A screenshot of a now-deleted Airbnb listing showed short-term stays were offered at a house on Dewey Avenue. The Outpost caption reads, “A photo from a now-deleted Airbnb listing that offered short-term stays at this home on Dewey Avenue. It’s owned by Ferndale Unified School District Superintendent Danielle Carmesin. | Screenshot.” City records include a Nov. 10 letter signed by Ferndale Interim City Manager/City Clerk Kristine Hall addressed to “Carmesin and her husband Travis” ordering the rental to stop.

“It has come to the City’s attention that you are operating a Vacation Rental in the City Limits of Ferndale without obtaining the proper permits. Please cease your operation immediately,” the Nov. 10 letter states. The letter also explains the property “cannot be permitted as a short-term rental because it sits within 600 feet of an existing vacation rental registered with the city,” putting the house outside the city’s eligibility rules for new vacation rentals.

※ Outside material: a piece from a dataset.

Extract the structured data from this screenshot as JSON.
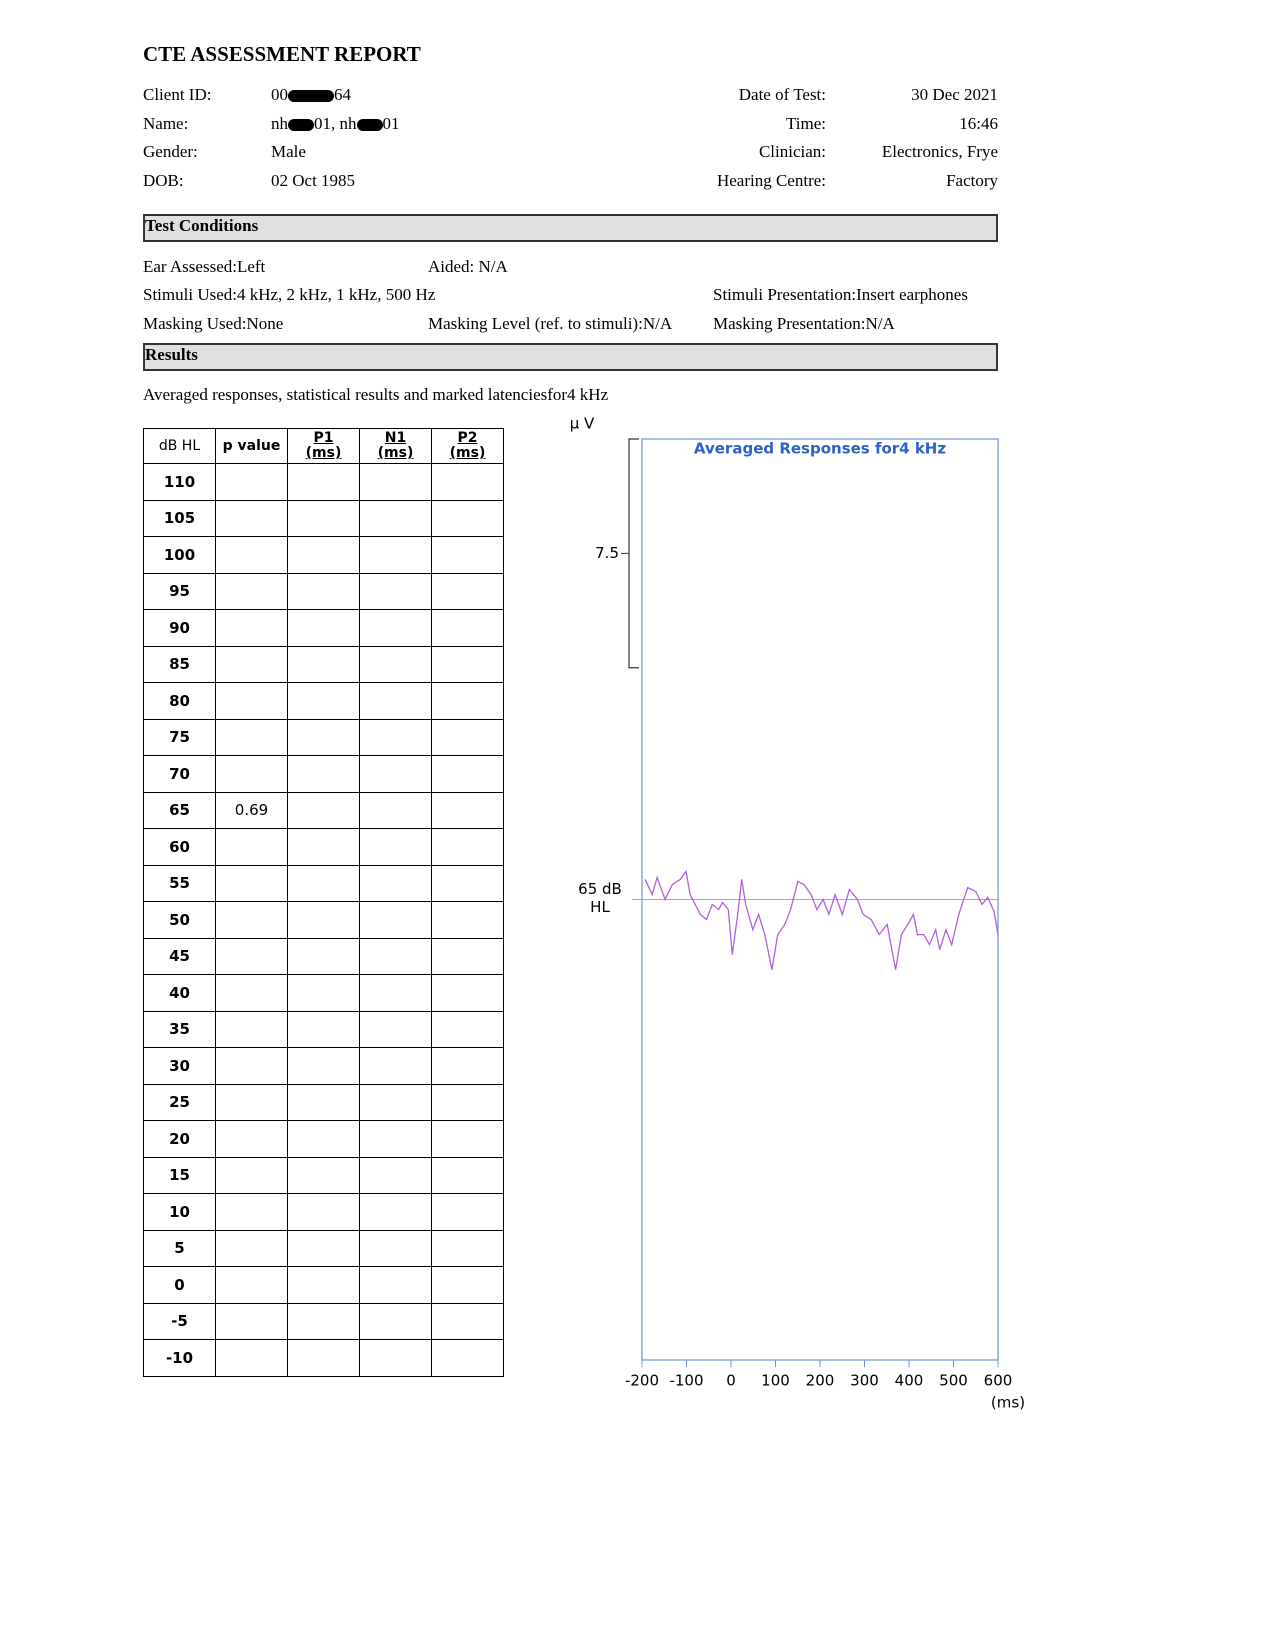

The Outpost reports Carmesin “appears to have misled city staff about immediately ceasing rental operations in early November after receiving a cease-and-desist letter from City Hall.” That allegation is presented as an appearance in the public record, not a legal finding. The city policy cited by the reporting notes that “The city levies a 10 percent transient occupancy tax (TOT) on short-term rentals of five units or fewer, with revenues due monthly.” Failure to pay TOT can reduce revenue available for municipal services that Ferndale residents rely on.

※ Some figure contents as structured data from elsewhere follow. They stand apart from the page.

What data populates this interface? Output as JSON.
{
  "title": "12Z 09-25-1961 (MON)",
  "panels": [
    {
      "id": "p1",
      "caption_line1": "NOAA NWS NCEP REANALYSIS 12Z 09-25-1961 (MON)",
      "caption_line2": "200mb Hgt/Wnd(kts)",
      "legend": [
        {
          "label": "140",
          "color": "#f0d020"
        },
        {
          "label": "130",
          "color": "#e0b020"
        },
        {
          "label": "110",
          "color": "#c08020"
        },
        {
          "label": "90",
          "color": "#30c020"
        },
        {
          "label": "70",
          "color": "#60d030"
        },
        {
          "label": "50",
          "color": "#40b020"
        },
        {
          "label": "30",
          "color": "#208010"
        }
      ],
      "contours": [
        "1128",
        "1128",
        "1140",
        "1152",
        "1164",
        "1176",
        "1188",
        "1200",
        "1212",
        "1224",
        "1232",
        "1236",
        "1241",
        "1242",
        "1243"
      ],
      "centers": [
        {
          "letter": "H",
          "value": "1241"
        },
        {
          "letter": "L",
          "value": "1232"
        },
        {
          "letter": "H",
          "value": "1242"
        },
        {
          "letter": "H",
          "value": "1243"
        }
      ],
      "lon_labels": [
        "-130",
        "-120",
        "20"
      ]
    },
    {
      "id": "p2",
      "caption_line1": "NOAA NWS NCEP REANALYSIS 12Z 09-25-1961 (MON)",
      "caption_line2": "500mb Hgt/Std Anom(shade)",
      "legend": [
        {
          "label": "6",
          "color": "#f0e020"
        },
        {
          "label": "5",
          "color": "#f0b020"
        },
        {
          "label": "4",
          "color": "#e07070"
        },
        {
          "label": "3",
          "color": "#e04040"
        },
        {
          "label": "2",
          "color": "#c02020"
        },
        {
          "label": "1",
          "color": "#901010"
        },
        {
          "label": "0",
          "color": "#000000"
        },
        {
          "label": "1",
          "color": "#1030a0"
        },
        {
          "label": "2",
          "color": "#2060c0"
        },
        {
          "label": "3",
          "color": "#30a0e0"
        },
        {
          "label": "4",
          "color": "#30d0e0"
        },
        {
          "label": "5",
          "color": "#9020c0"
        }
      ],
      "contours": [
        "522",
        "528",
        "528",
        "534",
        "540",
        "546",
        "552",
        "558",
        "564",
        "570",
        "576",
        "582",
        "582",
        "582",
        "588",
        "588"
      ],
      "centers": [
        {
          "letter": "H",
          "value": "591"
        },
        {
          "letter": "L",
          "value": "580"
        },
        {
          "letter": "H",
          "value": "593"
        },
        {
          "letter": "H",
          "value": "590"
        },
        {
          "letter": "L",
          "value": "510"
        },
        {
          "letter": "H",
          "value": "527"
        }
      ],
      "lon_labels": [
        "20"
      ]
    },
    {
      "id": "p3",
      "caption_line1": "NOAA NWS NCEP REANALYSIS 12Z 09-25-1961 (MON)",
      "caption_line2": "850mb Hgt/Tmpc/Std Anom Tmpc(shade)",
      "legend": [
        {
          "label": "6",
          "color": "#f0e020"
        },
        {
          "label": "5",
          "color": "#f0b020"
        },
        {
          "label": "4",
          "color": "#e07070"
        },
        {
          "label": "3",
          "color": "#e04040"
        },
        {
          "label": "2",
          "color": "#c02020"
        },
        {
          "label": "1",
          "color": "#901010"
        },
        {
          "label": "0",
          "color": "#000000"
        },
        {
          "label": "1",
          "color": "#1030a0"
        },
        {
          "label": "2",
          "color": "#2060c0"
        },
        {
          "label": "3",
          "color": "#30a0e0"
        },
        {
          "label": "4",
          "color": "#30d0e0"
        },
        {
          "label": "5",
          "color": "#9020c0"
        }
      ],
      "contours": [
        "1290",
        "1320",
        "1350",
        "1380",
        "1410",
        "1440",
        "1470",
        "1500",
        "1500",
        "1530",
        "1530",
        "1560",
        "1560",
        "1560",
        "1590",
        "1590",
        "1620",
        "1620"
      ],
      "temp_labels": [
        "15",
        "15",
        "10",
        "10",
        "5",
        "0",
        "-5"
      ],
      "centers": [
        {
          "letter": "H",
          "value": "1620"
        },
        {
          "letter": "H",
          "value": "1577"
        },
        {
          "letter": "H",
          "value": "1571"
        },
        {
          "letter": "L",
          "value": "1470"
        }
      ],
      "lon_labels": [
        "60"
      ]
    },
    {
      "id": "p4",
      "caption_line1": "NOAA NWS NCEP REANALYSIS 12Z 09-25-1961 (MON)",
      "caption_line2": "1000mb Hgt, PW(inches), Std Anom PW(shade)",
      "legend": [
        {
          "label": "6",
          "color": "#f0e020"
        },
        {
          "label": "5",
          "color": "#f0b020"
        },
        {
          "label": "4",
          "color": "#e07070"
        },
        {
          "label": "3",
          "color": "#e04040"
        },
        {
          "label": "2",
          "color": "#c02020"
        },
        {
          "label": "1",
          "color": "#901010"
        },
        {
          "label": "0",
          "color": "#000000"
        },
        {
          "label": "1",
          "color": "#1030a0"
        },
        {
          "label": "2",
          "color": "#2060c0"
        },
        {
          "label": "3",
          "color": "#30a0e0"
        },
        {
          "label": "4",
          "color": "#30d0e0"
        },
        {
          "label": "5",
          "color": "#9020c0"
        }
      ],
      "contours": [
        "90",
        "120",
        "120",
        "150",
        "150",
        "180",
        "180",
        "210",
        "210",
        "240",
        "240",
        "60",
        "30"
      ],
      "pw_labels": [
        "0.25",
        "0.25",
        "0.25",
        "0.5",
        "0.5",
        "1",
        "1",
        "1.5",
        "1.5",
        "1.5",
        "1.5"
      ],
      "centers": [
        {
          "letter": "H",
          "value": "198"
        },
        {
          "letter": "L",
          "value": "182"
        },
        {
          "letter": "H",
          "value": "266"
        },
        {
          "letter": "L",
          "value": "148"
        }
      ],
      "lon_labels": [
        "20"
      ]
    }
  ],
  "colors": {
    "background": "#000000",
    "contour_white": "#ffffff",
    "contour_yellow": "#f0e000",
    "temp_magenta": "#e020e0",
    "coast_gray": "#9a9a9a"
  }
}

Carmesin is identified in the reporting as serving as Ferndale Elementary School’s principal and superintendent of the Ferndale Unified School District. The episode raises questions about rule compliance and equal enforcement for local hosts, as well as potential ethical concerns when a public-school leader is named in a municipal enforcement letter. No criminal charges, fines, or formal penalties are reported in the documents cited. The reporting does not include a quoted response from Carmesin or from Ferndale Unified School District.

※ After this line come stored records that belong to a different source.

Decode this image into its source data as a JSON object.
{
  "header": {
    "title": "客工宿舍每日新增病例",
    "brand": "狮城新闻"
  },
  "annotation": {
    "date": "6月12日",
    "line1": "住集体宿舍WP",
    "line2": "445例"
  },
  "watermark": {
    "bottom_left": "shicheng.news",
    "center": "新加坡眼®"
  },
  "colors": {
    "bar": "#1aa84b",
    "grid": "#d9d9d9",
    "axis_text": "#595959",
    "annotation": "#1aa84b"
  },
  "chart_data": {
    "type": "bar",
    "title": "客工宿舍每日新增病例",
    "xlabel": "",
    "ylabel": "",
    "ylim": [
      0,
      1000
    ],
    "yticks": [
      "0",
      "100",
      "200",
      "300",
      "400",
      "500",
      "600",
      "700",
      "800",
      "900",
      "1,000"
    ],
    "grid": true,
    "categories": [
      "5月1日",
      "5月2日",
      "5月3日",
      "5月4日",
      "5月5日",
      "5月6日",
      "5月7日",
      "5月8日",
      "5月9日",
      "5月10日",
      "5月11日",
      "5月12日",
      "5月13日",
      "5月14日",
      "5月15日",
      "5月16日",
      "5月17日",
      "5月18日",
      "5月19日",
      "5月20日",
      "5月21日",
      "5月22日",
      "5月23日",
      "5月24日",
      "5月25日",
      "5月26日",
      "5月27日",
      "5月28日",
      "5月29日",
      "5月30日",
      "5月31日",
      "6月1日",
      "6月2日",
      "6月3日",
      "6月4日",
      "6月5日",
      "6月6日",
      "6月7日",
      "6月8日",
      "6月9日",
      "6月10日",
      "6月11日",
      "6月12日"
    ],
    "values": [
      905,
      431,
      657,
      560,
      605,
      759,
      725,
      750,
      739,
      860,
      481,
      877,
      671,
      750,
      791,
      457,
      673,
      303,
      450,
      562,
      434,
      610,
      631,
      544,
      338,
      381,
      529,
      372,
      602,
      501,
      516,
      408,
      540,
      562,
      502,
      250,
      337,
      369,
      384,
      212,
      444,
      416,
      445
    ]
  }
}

For Ferndale residents, the case touches on two familiar local tensions: maintaining the small-town character of downtown neighborhoods and ensuring tourism-related revenue is collected and shared fairly. Key unanswered items remain: the rental’s precise start date and booking history, whether the city will pursue back TOT or administrative penalties, and any formal response from Carmesin or the school district. Expect to see follow-up in local records and at City Hall as residents and officials determine the next steps for enforcement and for clarifying how public employees should balance private business activities with civic roles.